Sérgio Vaz recebe prêmio de direitos humanos: ‘Tá no meu nome, mas é nosso’

    No exato dia em que comemora 30 anos do primeiro livro lançado, poeta idealizador da Cooperifa recebe homenagem na Assembleia Legislativa de SP pelo trabalho desenvolvido na quebrada paulistana

    D. Quixote de la Perifa, como é conhecido Vaz, recebeu prêmio na Alesp | Foto: Arthur Stabile/Ponte Jornalismo

    O chão era de terra batida. A região da zona sul de São Paulo, em torno do Jardim Guarujá, foi reconhecida pela ONU (Organização das Nações Unidas) o lugar mais violento do mundo. Ali, Sérgio Vaz lançava seu primeiro livro no dia 10 de dezembro de 1988. Neste mesmo dia, passados 30 anos, o poeta recebe o prêmio Santo Dias de direitos humanos. Um reconhecimento pela mudança feita na quebrada.

    Vaz fez da cultura um agente capaz de mudar realidades. Seja dentro das pessoas, seja no Bar do Zé Batidão, onde realiza o Sarau da Cooperifa todas as noites de terça-feira na zona sul de São Paulo. Os versos escritos ao longo dessas três décadas ajudaram a fazer da periferia paulistana um lugar melhor. O próprio Vaz reconhece tal feito, iniciado com o “Subindo a ladeira mora a noite”, nascido na década de 1980.

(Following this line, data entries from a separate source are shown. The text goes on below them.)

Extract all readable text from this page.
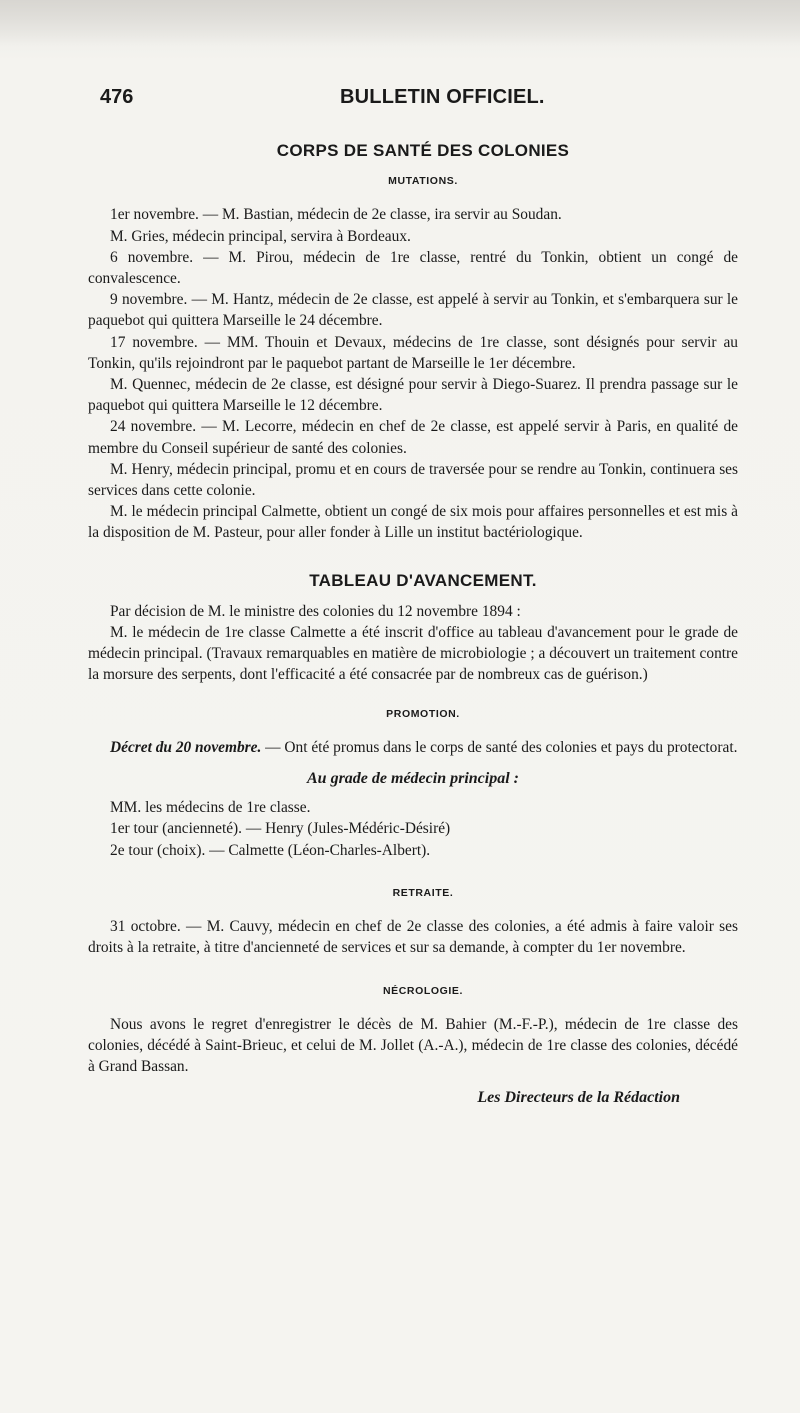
476	BULLETIN OFFICIEL.
CORPS DE SANTÉ DES COLONIES
MUTATIONS.

1er novembre. — M. Bastian, médecin de 2e classe, ira servir au Soudan.

M. Gries, médecin principal, servira à Bordeaux.

6 novembre. — M. Pirou, médecin de 1re classe, rentré du Tonkin, obtient un congé de convalescence.

9 novembre. — M. Hantz, médecin de 2e classe, est appelé à servir au Tonkin, et s'embarquera sur le paquebot qui quittera Marseille le 24 décembre.

17 novembre. — MM. Thouin et Devaux, médecins de 1re classe, sont désignés pour servir au Tonkin, qu'ils rejoindront par le paquebot partant de Marseille le 1er décembre.

M. Quennec, médecin de 2e classe, est désigné pour servir à Diego-Suarez. Il prendra passage sur le paquebot qui quittera Marseille le 12 décembre.

24 novembre. — M. Lecorre, médecin en chef de 2e classe, est appelé servir à Paris, en qualité de membre du Conseil supérieur de santé des colonies.

M. Henry, médecin principal, promu et en cours de traversée pour se rendre au Tonkin, continuera ses services dans cette colonie.

M. le médecin principal Calmette, obtient un congé de six mois pour affaires personnelles et est mis à la disposition de M. Pasteur, pour aller fonder à Lille un institut bactériologique.

TABLEAU D'AVANCEMENT.

Par décision de M. le ministre des colonies du 12 novembre 1894 :

M. le médecin de 1re classe Calmette a été inscrit d'office au tableau d'avancement pour le grade de médecin principal. (Travaux remarquables en matière de microbiologie ; a découvert un traitement contre la morsure des serpents, dont l'efficacité a été consacrée par de nombreux cas de guérison.)

PROMOTION.

Décret du 20 novembre. — Ont été promus dans le corps de santé des colonies et pays du protectorat.

Au grade de médecin principal :

MM. les médecins de 1re classe.

1er tour (ancienneté). — Henry (Jules-Médéric-Désiré)

2e tour (choix). — Calmette (Léon-Charles-Albert).

RETRAITE.

31 octobre. — M. Cauvy, médecin en chef de 2e classe des colonies, a été admis à faire valoir ses droits à la retraite, à titre d'ancienneté de services et sur sa demande, à compter du 1er novembre.

NÉCROLOGIE.

Nous avons le regret d'enregistrer le décès de M. Bahier (M.-F.-P.), médecin de 1re classe des colonies, décédé à Saint-Brieuc, et celui de M. Jollet (A.-A.), médecin de 1re classe des colonies, décédé à Grand Bassan.

Les Directeurs de la Rédaction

    “Trinta anos atrás a cena literária e cultural não é a mesma que é hoje na periferia. A gente teve que ralar muito e, hoje, vejo que a periferia, apesar de todos os problemas, está um pouco melhor. Nesses trinta anos, fizemos desmatamentos na cultura e pavimentamos ruas”, conta o poeta, contudo, atribuindo os avanços às ações coletivas.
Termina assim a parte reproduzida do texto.